I decided to introduce a new platform like Dropbox and Google Drive to host the virtual document repository. But instead of these popular tools, I chose a platform built for the health and development sector. The Knowledge Gateway, built by WHO over 10 years ago, has been used by over 300,000 people. It has stood the test of time due its straightforward functionality and capacity to serve in low bandwidth settings. The platform is also free to use and thus is a great introduction to virtual centralized sharing tools for a group dependent mostly on email.
Developing a taxonomy
Four HED staff at the central level were joined by 13 district social mobilization coordinators at an HC3 workshop that outlined key benefits of knowledge management, the functionality and architecture of the Knowledge Gateway, and the steps to develop a virtual document repository.
A key step that was discussed centered on the structure of file types, also known as taxonomy. To do this, the group broke into teams of four and developed a sample hierarchy that they then shared with the wider group.

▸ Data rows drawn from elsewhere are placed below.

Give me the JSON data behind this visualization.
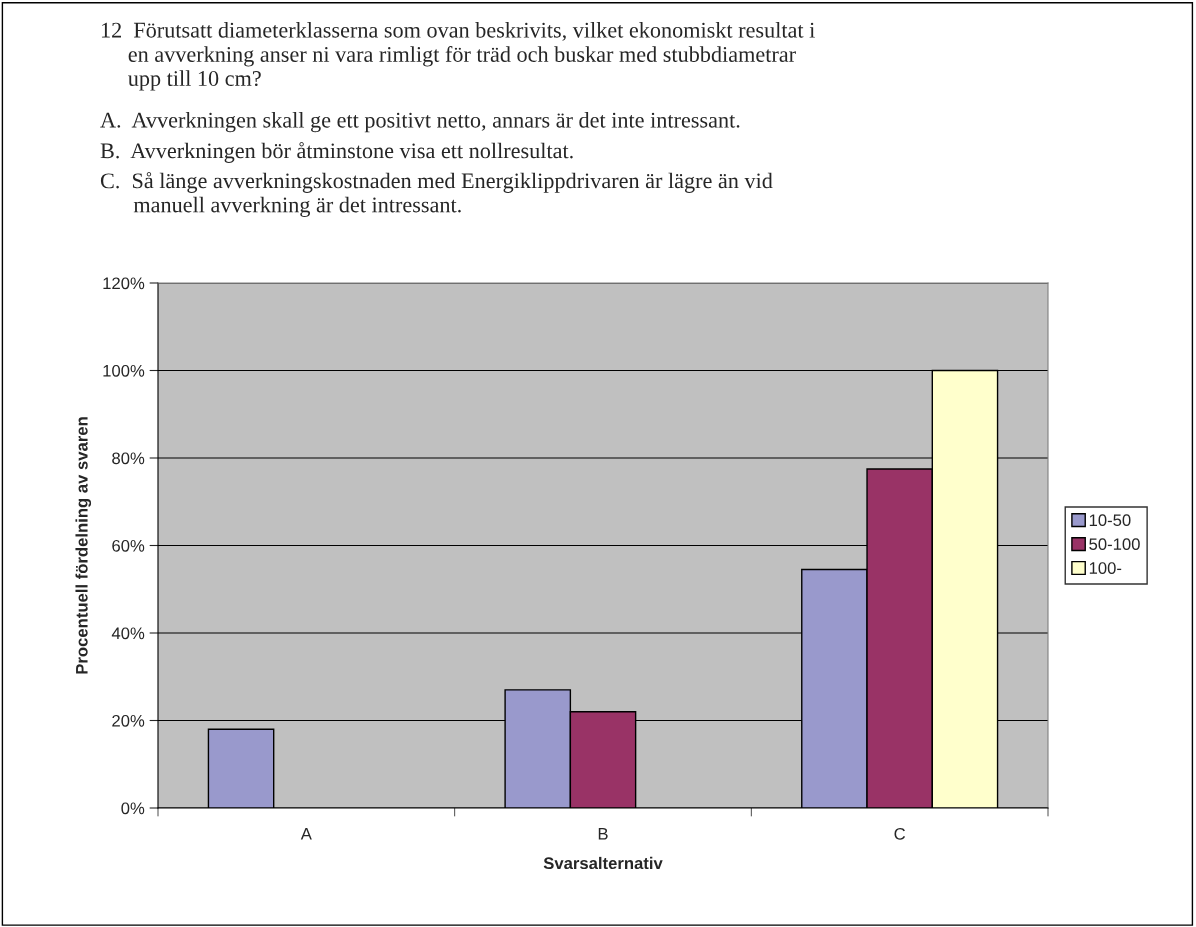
{
  "chart_data": {
    "type": "bar",
    "title": "12  Förutsatt diameterklasserna som ovan beskrivits, vilket ekonomiskt resultat i\n     en avverkning anser ni vara rimligt för träd och buskar med stubbdiametrar\n     upp till 10 cm?",
    "annotations": [
      "A.  Avverkningen skall ge ett positivt netto, annars är det inte intressant.",
      "B.  Avverkningen bör åtminstone visa ett nollresultat.",
      "C.  Så länge avverkningskostnaden med Energiklippdrivaren är lägre än vid\n      manuell avverkning är det intressant."
    ],
    "xlabel": "Svarsalternativ",
    "ylabel": "Procentuell fördelning av svaren",
    "categories": [
      "A",
      "B",
      "C"
    ],
    "series": [
      {
        "name": "10-50",
        "color": "#9999cc",
        "values": [
          18,
          27,
          54.5
        ]
      },
      {
        "name": "50-100",
        "color": "#993366",
        "values": [
          null,
          22,
          77.5
        ]
      },
      {
        "name": "100-",
        "color": "#ffffcc",
        "values": [
          null,
          null,
          100
        ]
      }
    ],
    "ylim": [
      0,
      120
    ],
    "yticks": [
      {
        "value": 0,
        "label": "0%"
      },
      {
        "value": 20,
        "label": "20%"
      },
      {
        "value": 40,
        "label": "40%"
      },
      {
        "value": 60,
        "label": "60%"
      },
      {
        "value": 80,
        "label": "80%"
      },
      {
        "value": 100,
        "label": "100%"
      },
      {
        "value": 120,
        "label": "120%"
      }
    ],
    "grid": "y",
    "legend": "right"
  }
}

After discussing the different ways of organizing their resources, the group settled on a system categorized first and foremost by health topic and, secondarily, on funding source. Once the structure was complete, the group engaged in an exercise to help populate the repository.
Populating the repository
The group again broke into small teams and were asked to make four lists based on the questions below:
- What are the top three documents you consult on a regular basis?

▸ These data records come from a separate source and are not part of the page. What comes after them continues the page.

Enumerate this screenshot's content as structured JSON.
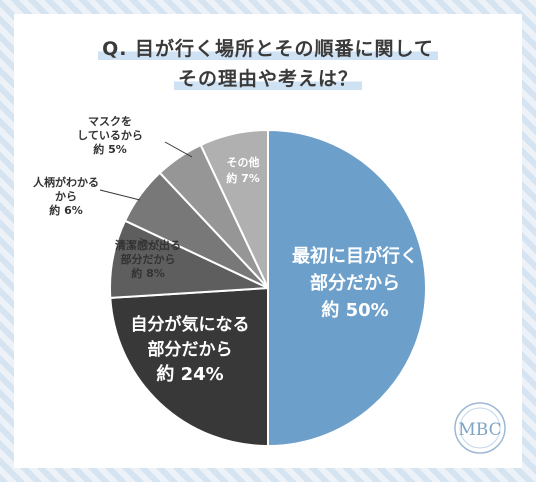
{
  "title_line1": "Q. 目が行く場所とその順番に関して",
  "title_line2": "その理由や考えは？",
  "logo_text": "MBC",
  "chart_data": {
    "type": "pie",
    "unit": "%",
    "start": "12 o'clock, clockwise",
    "slices": [
      {
        "label": [
          "最初に目が行く",
          "部分だから"
        ],
        "value_text": "約 50%",
        "value": 50,
        "color": "#6d9fcb",
        "label_color": "#ffffff"
      },
      {
        "label": [
          "自分が気になる",
          "部分だから"
        ],
        "value_text": "約 24%",
        "value": 24,
        "color": "#383838",
        "label_color": "#ffffff"
      },
      {
        "label": [
          "清潔感が出る",
          "部分だから"
        ],
        "value_text": "約 8%",
        "value": 8,
        "color": "#5e5e5e",
        "label_color": "#333333"
      },
      {
        "label": [
          "人柄がわかる",
          "から"
        ],
        "value_text": "約 6%",
        "value": 6,
        "color": "#787878",
        "label_color": "#333333"
      },
      {
        "label": [
          "マスクを",
          "しているから"
        ],
        "value_text": "約 5%",
        "value": 5,
        "color": "#969696",
        "label_color": "#333333"
      },
      {
        "label": [
          "その他"
        ],
        "value_text": "約 7%",
        "value": 7,
        "color": "#b0b0b0",
        "label_color": "#ffffff"
      }
    ]
  }
}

- What are the top three documents you think new staff should have access to?
- What are the top three documents that you want greater access to?
- What are the three topics/processes you want to see documented and shared?
With these results, the group decided 15 resources should be initially uploaded and then identified who among them had soft copies. Among these resources were the HED Partner List, the 2013 DHS Report, the MOHS Basic Package for Health Services, and the Ebola Recovery Plan. They also identified the draft of the new 2017-2021 Health Promotion Policy that HC3 is helping to develop. In a few cases, soft copies were not available but hardcopies were available in the HED office.
The day after the workshop, with the aid of a high-speed scanner, we converted some of these paper resources to digital versions and made them more accessible to a larger group of stakeholders by posting them in the HED Knowledge Gateway.
At the end of my trip, the relationship between hard and soft copies had been clarified and strengthened at HED. Their next knowledge management challenge is to establish guidelines that formalize how resources and materials should be collected and shared among other HED partners and stakeholders, no matter what form they take.